BEIJING: Scientists have developed nanotechnology that purifies water using only visible light, it continues working in the dark and it kills the tougher microbes to boot.
Light is often used as a water purifier and existing methods rely on processes stimulated by ultraviolet (UV) light.
But UV accounts for just 5% of daylight so a method using visible light — which accounts for almost half — is more desirable.
Fibres impregnated with nitrogen
Now researchers from the Shenyang National Laboratory for Materials Science in China and the University of Illinois have developed a photocatalyst that uses visible light to kill bacteria.
The catalyst is made from a grid of titanium oxide fibres impregnated with nitrogen. When light photons hit the grid a positive charge is created which splits water molecules, producing a substance deadly to microbes.
The photocatalyst becomes more efficient when nanoparticles of the metal palladium are added as these hold the positive charge for longer.
Continues killing in the dark
The researchers tested the photocatalyst by placing it in water, containing a high level of the bacterium Escherichia coli, under a lamp. After one hour the concentration of bacteria had been reduced to below the safe level for drinking water.
After 10 hours under the lamp — to simulate daytime — the solution was placed in the dark.
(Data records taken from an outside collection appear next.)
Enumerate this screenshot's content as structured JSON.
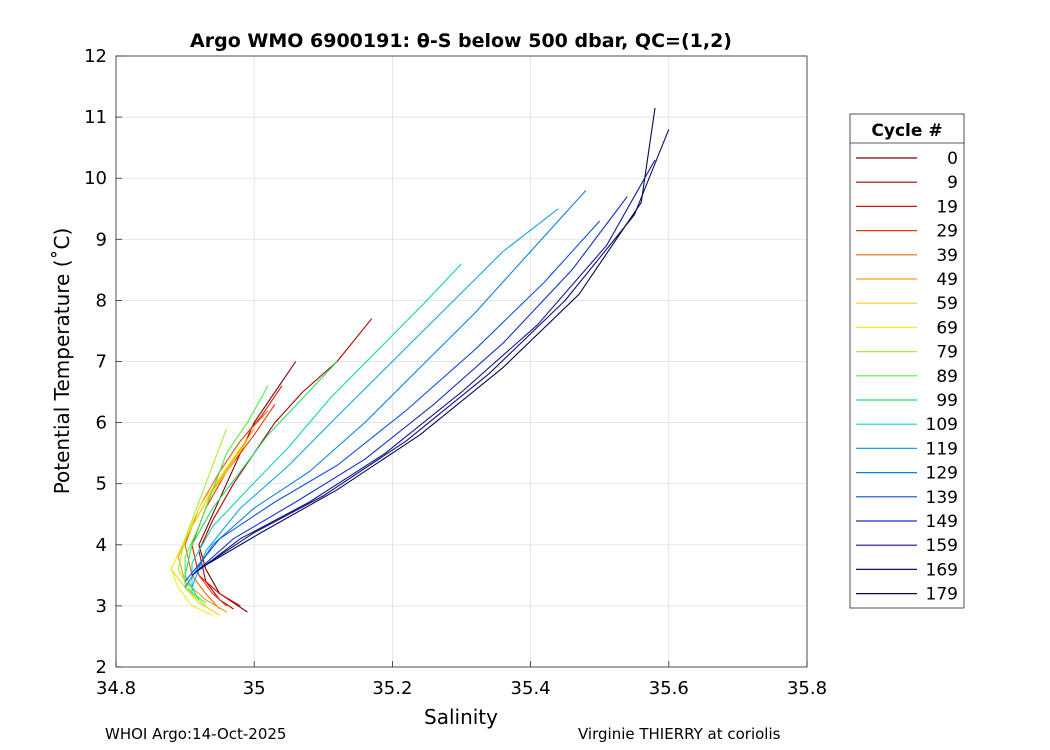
{
  "chart_data": {
    "type": "line",
    "title": "Argo WMO 6900191: θ-S below 500 dbar,  QC=(1,2)",
    "xlabel": "Salinity",
    "ylabel": "Potential Temperature (˚C)",
    "xlim": [
      34.8,
      35.8
    ],
    "ylim": [
      2,
      12
    ],
    "xticks": [
      34.8,
      35,
      35.2,
      35.4,
      35.6,
      35.8
    ],
    "xtick_labels": [
      "34.8",
      "35",
      "35.2",
      "35.4",
      "35.6",
      "35.8"
    ],
    "yticks": [
      2,
      3,
      4,
      5,
      6,
      7,
      8,
      9,
      10,
      11,
      12
    ],
    "ytick_labels": [
      "2",
      "3",
      "4",
      "5",
      "6",
      "7",
      "8",
      "9",
      "10",
      "11",
      "12"
    ],
    "grid": true,
    "legend": {
      "title": "Cycle #",
      "placement": "outside-right",
      "entries": [
        "0",
        "9",
        "19",
        "29",
        "39",
        "49",
        "59",
        "69",
        "79",
        "89",
        "99",
        "109",
        "119",
        "129",
        "139",
        "149",
        "159",
        "169",
        "179"
      ],
      "colors": [
        "#7f0000",
        "#b00000",
        "#d81010",
        "#e83a10",
        "#f06a10",
        "#f89a10",
        "#f8d010",
        "#f0f020",
        "#a8f030",
        "#50f040",
        "#20e070",
        "#10d0c0",
        "#10a8e8",
        "#1080e0",
        "#1050e0",
        "#1830c8",
        "#101890",
        "#0a1070",
        "#050a50"
      ]
    },
    "series": [
      {
        "name": "0",
        "x": [
          34.99,
          34.97,
          34.95,
          34.93,
          34.92,
          34.94,
          34.96,
          34.98,
          35.0,
          35.03,
          35.06
        ],
        "y": [
          2.9,
          3.05,
          3.2,
          3.6,
          4.0,
          4.5,
          5.0,
          5.5,
          6.0,
          6.5,
          7.0
        ]
      },
      {
        "name": "9",
        "x": [
          34.97,
          34.95,
          34.93,
          34.92,
          34.94,
          34.97,
          35.0,
          35.03,
          35.07,
          35.12,
          35.17
        ],
        "y": [
          2.95,
          3.1,
          3.4,
          3.9,
          4.4,
          5.0,
          5.5,
          6.0,
          6.5,
          7.0,
          7.7
        ]
      },
      {
        "name": "19",
        "x": [
          34.98,
          34.95,
          34.92,
          34.91,
          34.93,
          34.95,
          34.98,
          35.01,
          35.04
        ],
        "y": [
          3.0,
          3.2,
          3.5,
          4.0,
          4.6,
          5.2,
          5.7,
          6.1,
          6.6
        ]
      },
      {
        "name": "29",
        "x": [
          34.96,
          34.94,
          34.92,
          34.91,
          34.93,
          34.96,
          35.0,
          35.03
        ],
        "y": [
          3.0,
          3.2,
          3.5,
          4.0,
          4.6,
          5.2,
          5.8,
          6.3
        ]
      },
      {
        "name": "39",
        "x": [
          34.95,
          34.93,
          34.91,
          34.9,
          34.92,
          34.95,
          34.98,
          35.02
        ],
        "y": [
          2.95,
          3.2,
          3.5,
          4.0,
          4.6,
          5.2,
          5.7,
          6.2
        ]
      },
      {
        "name": "49",
        "x": [
          34.96,
          34.93,
          34.9,
          34.89,
          34.91,
          34.94,
          34.97,
          35.0
        ],
        "y": [
          2.9,
          3.1,
          3.4,
          3.8,
          4.3,
          4.9,
          5.4,
          5.9
        ]
      },
      {
        "name": "59",
        "x": [
          34.95,
          34.92,
          34.9,
          34.88,
          34.9,
          34.93,
          34.96,
          34.99
        ],
        "y": [
          2.85,
          3.05,
          3.3,
          3.6,
          4.1,
          4.7,
          5.2,
          5.7
        ]
      },
      {
        "name": "69",
        "x": [
          34.94,
          34.91,
          34.89,
          34.88,
          34.9,
          34.92,
          34.95,
          34.98
        ],
        "y": [
          2.85,
          3.0,
          3.3,
          3.6,
          4.1,
          4.6,
          5.1,
          5.6
        ]
      },
      {
        "name": "79",
        "x": [
          34.93,
          34.91,
          34.89,
          34.9,
          34.92,
          34.94,
          34.96
        ],
        "y": [
          3.0,
          3.2,
          3.6,
          4.1,
          4.7,
          5.3,
          5.9
        ]
      },
      {
        "name": "89",
        "x": [
          34.93,
          34.9,
          34.9,
          34.92,
          34.94,
          34.96,
          34.99,
          35.02
        ],
        "y": [
          3.05,
          3.3,
          3.8,
          4.3,
          4.9,
          5.5,
          6.0,
          6.6
        ]
      },
      {
        "name": "99",
        "x": [
          34.92,
          34.9,
          34.91,
          34.94,
          34.98,
          35.02,
          35.07,
          35.12
        ],
        "y": [
          3.1,
          3.5,
          4.0,
          4.6,
          5.2,
          5.8,
          6.4,
          7.0
        ]
      },
      {
        "name": "109",
        "x": [
          34.91,
          34.91,
          34.94,
          34.99,
          35.05,
          35.11,
          35.18,
          35.25,
          35.3
        ],
        "y": [
          3.2,
          3.7,
          4.3,
          4.9,
          5.6,
          6.4,
          7.2,
          8.0,
          8.6
        ]
      },
      {
        "name": "119",
        "x": [
          34.91,
          34.93,
          34.98,
          35.05,
          35.12,
          35.2,
          35.28,
          35.36,
          35.44
        ],
        "y": [
          3.3,
          3.9,
          4.6,
          5.3,
          6.1,
          7.0,
          7.9,
          8.8,
          9.5
        ]
      },
      {
        "name": "129",
        "x": [
          34.9,
          34.94,
          35.0,
          35.08,
          35.16,
          35.24,
          35.32,
          35.4,
          35.48
        ],
        "y": [
          3.3,
          4.0,
          4.6,
          5.2,
          6.0,
          6.9,
          7.8,
          8.8,
          9.8
        ]
      },
      {
        "name": "139",
        "x": [
          34.9,
          34.95,
          35.03,
          35.12,
          35.22,
          35.32,
          35.42,
          35.5
        ],
        "y": [
          3.4,
          4.1,
          4.7,
          5.3,
          6.2,
          7.2,
          8.3,
          9.3
        ]
      },
      {
        "name": "149",
        "x": [
          34.91,
          34.97,
          35.06,
          35.16,
          35.26,
          35.36,
          35.46,
          35.54
        ],
        "y": [
          3.5,
          4.1,
          4.7,
          5.4,
          6.3,
          7.3,
          8.5,
          9.7
        ]
      },
      {
        "name": "159",
        "x": [
          34.91,
          34.98,
          35.08,
          35.19,
          35.3,
          35.41,
          35.51,
          35.58
        ],
        "y": [
          3.5,
          4.1,
          4.7,
          5.5,
          6.5,
          7.6,
          8.9,
          10.3
        ]
      },
      {
        "name": "169",
        "x": [
          34.92,
          35.0,
          35.1,
          35.22,
          35.34,
          35.45,
          35.55,
          35.6
        ],
        "y": [
          3.6,
          4.2,
          4.8,
          5.7,
          6.8,
          8.0,
          9.4,
          10.8
        ]
      },
      {
        "name": "179",
        "x": [
          34.92,
          35.01,
          35.12,
          35.24,
          35.36,
          35.47,
          35.56,
          35.58
        ],
        "y": [
          3.6,
          4.2,
          4.9,
          5.8,
          6.9,
          8.1,
          9.6,
          11.15
        ]
      }
    ]
  },
  "footer": {
    "left": "WHOI Argo:14-Oct-2025",
    "right": "Virginie THIERRY at coriolis"
  }
}
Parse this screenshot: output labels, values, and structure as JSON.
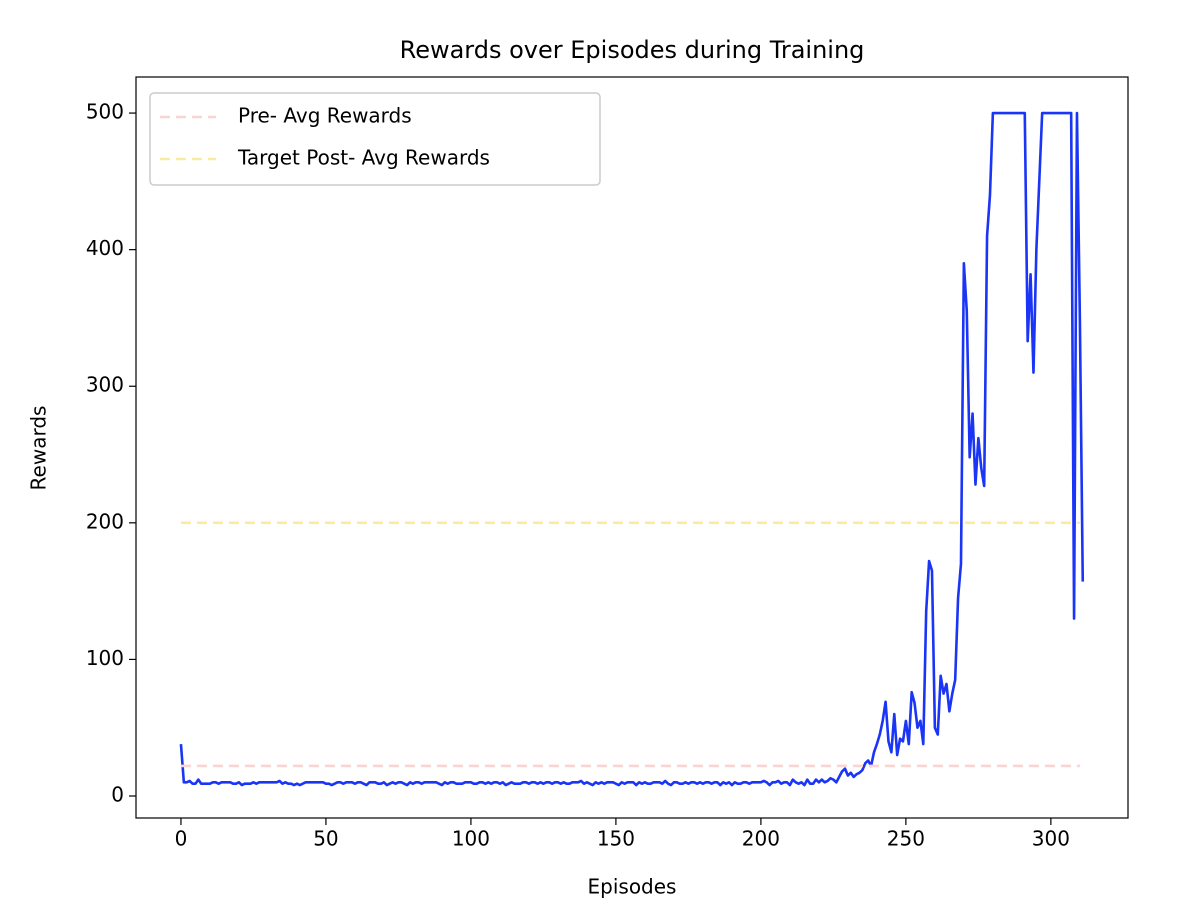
{
  "chart_data": {
    "type": "line",
    "title": "Rewards over Episodes during Training",
    "xlabel": "Episodes",
    "ylabel": "Rewards",
    "xlim": [
      -15.5,
      326.6
    ],
    "ylim": [
      -16.1,
      526.4
    ],
    "xticks": [
      0,
      50,
      100,
      150,
      200,
      250,
      300
    ],
    "yticks": [
      0,
      100,
      200,
      300,
      400,
      500
    ],
    "legend": "upper left",
    "series": [
      {
        "color": "#1a35f5",
        "x": [
          0,
          1,
          2,
          3,
          4,
          5,
          6,
          7,
          8,
          9,
          10,
          11,
          12,
          13,
          14,
          15,
          16,
          17,
          18,
          19,
          20,
          21,
          22,
          23,
          24,
          25,
          26,
          27,
          28,
          29,
          30,
          31,
          32,
          33,
          34,
          35,
          36,
          37,
          38,
          39,
          40,
          41,
          42,
          43,
          44,
          45,
          46,
          47,
          48,
          49,
          50,
          51,
          52,
          53,
          54,
          55,
          56,
          57,
          58,
          59,
          60,
          61,
          62,
          63,
          64,
          65,
          66,
          67,
          68,
          69,
          70,
          71,
          72,
          73,
          74,
          75,
          76,
          77,
          78,
          79,
          80,
          81,
          82,
          83,
          84,
          85,
          86,
          87,
          88,
          89,
          90,
          91,
          92,
          93,
          94,
          95,
          96,
          97,
          98,
          99,
          100,
          101,
          102,
          103,
          104,
          105,
          106,
          107,
          108,
          109,
          110,
          111,
          112,
          113,
          114,
          115,
          116,
          117,
          118,
          119,
          120,
          121,
          122,
          123,
          124,
          125,
          126,
          127,
          128,
          129,
          130,
          131,
          132,
          133,
          134,
          135,
          136,
          137,
          138,
          139,
          140,
          141,
          142,
          143,
          144,
          145,
          146,
          147,
          148,
          149,
          150,
          151,
          152,
          153,
          154,
          155,
          156,
          157,
          158,
          159,
          160,
          161,
          162,
          163,
          164,
          165,
          166,
          167,
          168,
          169,
          170,
          171,
          172,
          173,
          174,
          175,
          176,
          177,
          178,
          179,
          180,
          181,
          182,
          183,
          184,
          185,
          186,
          187,
          188,
          189,
          190,
          191,
          192,
          193,
          194,
          195,
          196,
          197,
          198,
          199,
          200,
          201,
          202,
          203,
          204,
          205,
          206,
          207,
          208,
          209,
          210,
          211,
          212,
          213,
          214,
          215,
          216,
          217,
          218,
          219,
          220,
          221,
          222,
          223,
          224,
          225,
          226,
          227,
          228,
          229,
          230,
          231,
          232,
          233,
          234,
          235,
          236,
          237,
          238,
          239,
          240,
          241,
          242,
          243,
          244,
          245,
          246,
          247,
          248,
          249,
          250,
          251,
          252,
          253,
          254,
          255,
          256,
          257,
          258,
          259,
          260,
          261,
          262,
          263,
          264,
          265,
          266,
          267,
          268,
          269,
          270,
          271,
          272,
          273,
          274,
          275,
          276,
          277,
          278,
          279,
          280,
          281,
          282,
          283,
          284,
          285,
          286,
          287,
          288,
          289,
          290,
          291,
          292,
          293,
          294,
          295,
          296,
          297,
          298,
          299,
          300,
          301,
          302,
          303,
          304,
          305,
          306,
          307,
          308,
          309,
          310,
          311
        ],
        "values": [
          38,
          10,
          10,
          11,
          9,
          9,
          12,
          9,
          9,
          9,
          9,
          10,
          10,
          9,
          10,
          10,
          10,
          10,
          9,
          9,
          10,
          8,
          9,
          9,
          9,
          10,
          9,
          10,
          10,
          10,
          10,
          10,
          10,
          10,
          11,
          9,
          10,
          9,
          9,
          8,
          9,
          8,
          9,
          10,
          10,
          10,
          10,
          10,
          10,
          10,
          9,
          9,
          8,
          9,
          10,
          10,
          9,
          10,
          10,
          10,
          9,
          10,
          10,
          9,
          8,
          10,
          10,
          10,
          9,
          9,
          10,
          8,
          9,
          10,
          9,
          10,
          10,
          9,
          8,
          10,
          9,
          10,
          10,
          9,
          10,
          10,
          10,
          10,
          10,
          9,
          8,
          10,
          9,
          10,
          10,
          9,
          9,
          9,
          10,
          10,
          10,
          9,
          9,
          10,
          10,
          9,
          10,
          9,
          10,
          10,
          9,
          10,
          8,
          9,
          10,
          9,
          9,
          9,
          10,
          10,
          9,
          10,
          10,
          9,
          10,
          9,
          10,
          10,
          9,
          10,
          10,
          9,
          10,
          9,
          9,
          10,
          10,
          10,
          11,
          9,
          10,
          9,
          8,
          10,
          9,
          10,
          9,
          10,
          10,
          10,
          9,
          8,
          10,
          9,
          10,
          10,
          10,
          8,
          10,
          9,
          10,
          9,
          9,
          10,
          10,
          10,
          9,
          11,
          9,
          8,
          10,
          10,
          9,
          9,
          10,
          9,
          10,
          10,
          9,
          10,
          9,
          10,
          10,
          9,
          10,
          10,
          8,
          10,
          9,
          10,
          8,
          10,
          9,
          9,
          10,
          10,
          9,
          10,
          10,
          10,
          10,
          11,
          10,
          8,
          10,
          10,
          11,
          9,
          10,
          10,
          8,
          12,
          10,
          9,
          10,
          8,
          12,
          9,
          9,
          12,
          10,
          12,
          10,
          11,
          13,
          12,
          10,
          14,
          18,
          20,
          15,
          17,
          14,
          16,
          17,
          19,
          24,
          26,
          22,
          32,
          38,
          45,
          55,
          69,
          40,
          32,
          60,
          30,
          42,
          40,
          55,
          38,
          76,
          68,
          50,
          55,
          38,
          135,
          172,
          165,
          50,
          45,
          88,
          75,
          82,
          62,
          75,
          85,
          145,
          170,
          390,
          355,
          248,
          280,
          228,
          262,
          240,
          227,
          410,
          440,
          500,
          500,
          500,
          500,
          500,
          500,
          500,
          500,
          500,
          500,
          500,
          500,
          333,
          382,
          310,
          400,
          450,
          500,
          500,
          500,
          500,
          500,
          500,
          500,
          500,
          500,
          500,
          500,
          130,
          500,
          350,
          157
        ]
      },
      {
        "name": "Pre- Avg Rewards",
        "color": "#f8d4d2",
        "dashed": true,
        "x": [
          0,
          310
        ],
        "values": [
          22,
          22
        ]
      },
      {
        "name": "Target Post- Avg Rewards",
        "color": "#fbeaa2",
        "dashed": true,
        "x": [
          0,
          310
        ],
        "values": [
          200,
          200
        ]
      }
    ]
  }
}
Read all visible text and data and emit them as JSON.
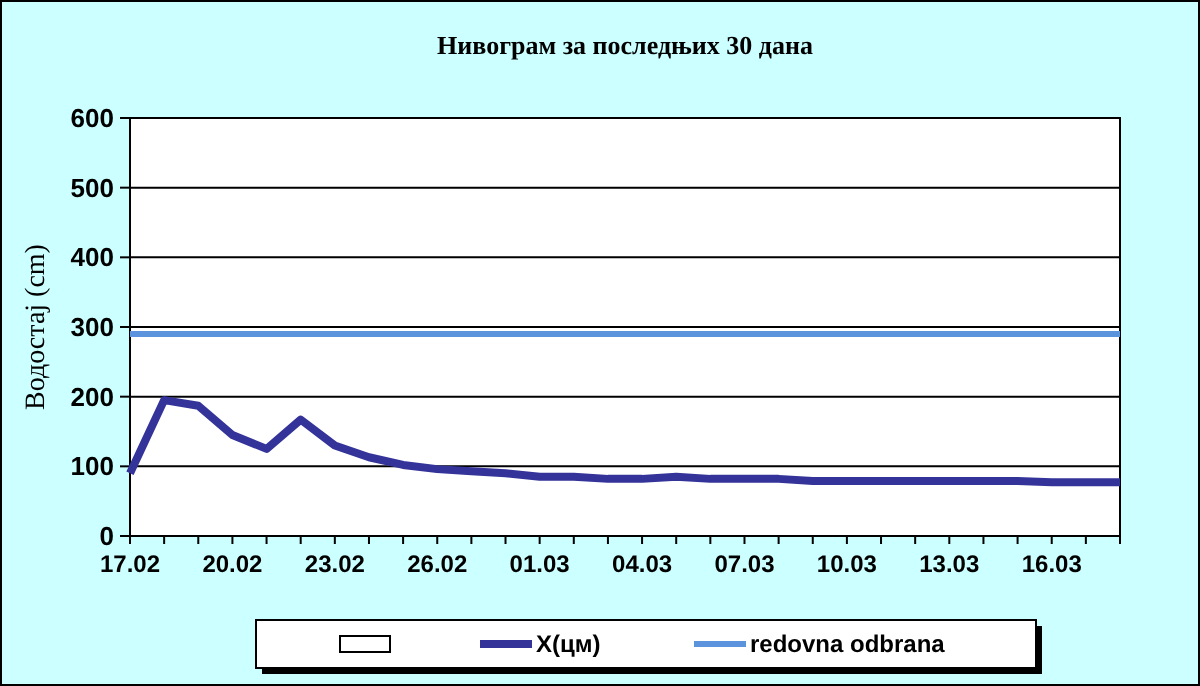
{
  "chart_data": {
    "type": "line",
    "title": "Нивограм за последњих 30 дана",
    "ylabel": "Водостај (cm)",
    "categories": [
      "17.02",
      null,
      null,
      "20.02",
      null,
      null,
      "23.02",
      null,
      null,
      "26.02",
      null,
      null,
      "01.03",
      null,
      null,
      "04.03",
      null,
      null,
      "07.03",
      null,
      null,
      "10.03",
      null,
      null,
      "13.03",
      null,
      null,
      "16.03",
      null,
      null
    ],
    "series": [
      {
        "name": "X(цм)",
        "color": "#333399",
        "values": [
          90,
          195,
          187,
          145,
          125,
          167,
          130,
          113,
          102,
          96,
          93,
          90,
          85,
          85,
          82,
          82,
          85,
          82,
          82,
          82,
          79,
          79,
          79,
          79,
          79,
          79,
          79,
          77,
          77,
          77
        ]
      }
    ],
    "ref_lines": [
      {
        "axis": "y",
        "value": 290,
        "label": "redovna odbrana",
        "color": "#5b94dc"
      }
    ],
    "ylim": [
      0,
      600
    ],
    "yticks": [
      0,
      100,
      200,
      300,
      400,
      500,
      600
    ],
    "grid": "y",
    "legend": "bottom",
    "marker": "none",
    "line_style": "solid"
  }
}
The researchers found the catalyst continued to kill bacteria for up to 24 hours with no light source. This is because the palladium nanoparticles continued to release trapped electrons.
Kills the tougher microbes
Shang Jian-Ku, associate professor of materials science and engineering at the University of Illinois and lead author of the paper, said that the new catalysts are both more energy efficient and more effective than previous photocatalysts used with UV light.
“Unlike UV or other disinfection techniques [such as chlorination] they can also kill some of the toughest microbes such as spores,” he said.
The researchers believe this purification technique could find a broad range of environmental applications, from water treatment plants to devices used to disinfect water in homes. And because it works in the dark, it could be used overnight or during power cuts.
Alexander Orlov, assistant professor of materials science and engineering at Stony Brook University, New York, described Shang’s study as interesting but said there are still uncertainties about whether it could be used in developing countries.
He said precious metals such as palladium are expensive, and that the study also does not address how well the method works in the long term.
Orlov suggested researchers compare their method with simpler and more traditional water disinfection techniques.